A Russian-born billionaire who was the UK’s biggest taxpayer last year is committing tens of millions of pounds to make English school pupils the world’s best in maths.
Alex Gerko’s algorithmic trading company XTX Markets has already given £20 million to maths projects since 2020.
That includes piloting a key stage 4 curriculum with Mathematics Mastery and establishing “maths circles” through the Mathematics Education for Social Mobility and Excellence charity (MESME), which Gerko set up.
XTX is now launching a maths excellence fund, backed by at least £5 million to “develop, test and evaluate collaborative ways to increase attainment and progression” for children aged from 11 to 18.
Opening next month, the fund will initially support schools in a few regions before expanding nationally “as we better understand what is working”, said Si Coyle, XTX’s head of philanthropy.
‘Outstanding support for high potential pupils’
The scale of the investment puts the company among the biggest philanthropic donors in education. Just 71 charitable foundations – across all sectors – handed out more than £10 million last year, according to a report from the Association of Charitable Foundations.
Coyle said the priority was to “help schools serving disadvantaged communities to provide outstanding support for their high potential pupils”.
The cash would “combine direct support for schools and support for charities that work with schools, including curriculum, enrichment, tutoring and teacher development.”
Coyle said three million jobs in England needed advanced maths skills, a figure that would “only increase in the years ahead, driven by growth industries like data science and technology”.
Research the company commissioned from the University of Nottingham found that while 74 per cent of the most advantaged pupils stayed on the maths “excellence pathway” from 11 to 16, that dropped to 49 per cent of pupils on free school meals.
‘Huge opportunity to be best in world’
One of the key focuses will be “maths circles”, trialled by MESME since 2020. The free, out-of-class maths clubs aim to boost state school pupils’ mathematical thinking and curiosity.
About 2,300 pupils now take part. The aim is for a nationwide network, with 10,000 new pupils joining each year.
David Thomas, a former DfE special adviser who recently joined MESME as its chief executive, said while England was performing better at maths than ever, there was a “huge opportunity to go further and be the best in the world.
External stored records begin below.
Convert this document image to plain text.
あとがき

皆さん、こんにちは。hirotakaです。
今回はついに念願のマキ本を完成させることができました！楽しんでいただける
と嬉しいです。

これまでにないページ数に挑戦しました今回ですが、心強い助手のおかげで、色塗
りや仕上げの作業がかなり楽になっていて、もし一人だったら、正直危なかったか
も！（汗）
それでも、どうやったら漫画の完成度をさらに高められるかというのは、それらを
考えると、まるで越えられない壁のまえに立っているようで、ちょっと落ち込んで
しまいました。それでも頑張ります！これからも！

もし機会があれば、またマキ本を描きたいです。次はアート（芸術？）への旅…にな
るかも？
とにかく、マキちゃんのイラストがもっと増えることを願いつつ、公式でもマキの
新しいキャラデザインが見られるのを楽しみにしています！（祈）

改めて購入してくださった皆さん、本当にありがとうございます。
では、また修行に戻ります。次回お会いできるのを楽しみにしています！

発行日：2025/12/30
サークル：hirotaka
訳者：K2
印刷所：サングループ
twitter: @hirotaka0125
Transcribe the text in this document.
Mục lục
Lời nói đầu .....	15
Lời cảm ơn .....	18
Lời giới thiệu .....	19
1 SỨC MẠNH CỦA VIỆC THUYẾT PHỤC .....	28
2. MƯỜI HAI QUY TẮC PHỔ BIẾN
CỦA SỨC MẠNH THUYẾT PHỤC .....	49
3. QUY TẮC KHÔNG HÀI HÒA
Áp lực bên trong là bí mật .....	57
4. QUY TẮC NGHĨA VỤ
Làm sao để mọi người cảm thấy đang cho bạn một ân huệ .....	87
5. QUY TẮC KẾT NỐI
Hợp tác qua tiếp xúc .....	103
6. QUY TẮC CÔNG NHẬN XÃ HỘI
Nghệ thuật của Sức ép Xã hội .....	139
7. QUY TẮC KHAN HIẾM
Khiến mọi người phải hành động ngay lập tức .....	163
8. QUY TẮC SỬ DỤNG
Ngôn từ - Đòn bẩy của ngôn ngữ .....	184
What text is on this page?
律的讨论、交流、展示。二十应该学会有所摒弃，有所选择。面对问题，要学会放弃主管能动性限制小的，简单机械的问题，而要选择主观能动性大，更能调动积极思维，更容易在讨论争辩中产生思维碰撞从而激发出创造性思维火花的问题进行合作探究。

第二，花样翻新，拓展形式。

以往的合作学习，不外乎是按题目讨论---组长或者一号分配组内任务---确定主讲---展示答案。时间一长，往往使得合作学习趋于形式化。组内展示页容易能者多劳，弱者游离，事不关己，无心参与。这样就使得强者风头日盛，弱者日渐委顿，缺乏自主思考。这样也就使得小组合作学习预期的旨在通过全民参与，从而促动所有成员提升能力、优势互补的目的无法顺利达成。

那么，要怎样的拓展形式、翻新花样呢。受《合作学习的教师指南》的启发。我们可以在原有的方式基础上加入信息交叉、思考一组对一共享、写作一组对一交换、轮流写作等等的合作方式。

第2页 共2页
“This is an achievable goal. If half of top-performing but disadvantaged 11-year-olds don’t go on to get at least a grade 7 at GCSE, then we have both a duty and an opportunity to be better.”
MESME pledges to double the number of PhD pupils in mathematical sciences at a UK university by 2035, including poorer pupils in England.
They also want to boost the number of pupils achieving “high grades” in A-level and GCSE maths.
The charity says year 7 and 8 pupils suitable to take part in maths circles are those who have achieved greater depth in key stage 2 SATs, or those enthusiastic about the subject.
The charity tells schools at least 30 per cent of pupils taking part should be eligible for pupil premium.
Russian education inspired maths plan
The maths circles are an export from Russia, where Gerko was born. He grew up in a deprived suburb of Moscow, but studied a specialist maths programme at the city’s renowned School 57, which he credits for his business success.
His company made £667 million in net profits alone in 2021. The Sunday Times Rich List estimated he paid £487.4 million in tax last year – making him the biggest single taxpayer in the country.
Gerko, who has spoken out against the Russian invasion of Ukraine, became a British citizen in 2016.
He has previously said maths circles were aimed at parents who could not afford to pay for private tuition. They would show youngsters, no matter their background, “how beautiful maths actually is”.
But where to find maths mentors?
Teaching expertise, however, is a sticking point. The circles require one mentor for every six pupils and the charity wants mentors who are “mathematically well-qualified”.
Thomas admitted they will have to be “creative about how to find enough quality people”. They are trialling “all kinds of ideas from training sixth-formers to employing part-time graduates.
“Half of disadvantaged children who are high-attainers at 11 are no longer high-attainers by 16. That is a huge loss of human potential that affects both those children as individuals and us as a wider society.
“We are focused on stopping that loss.”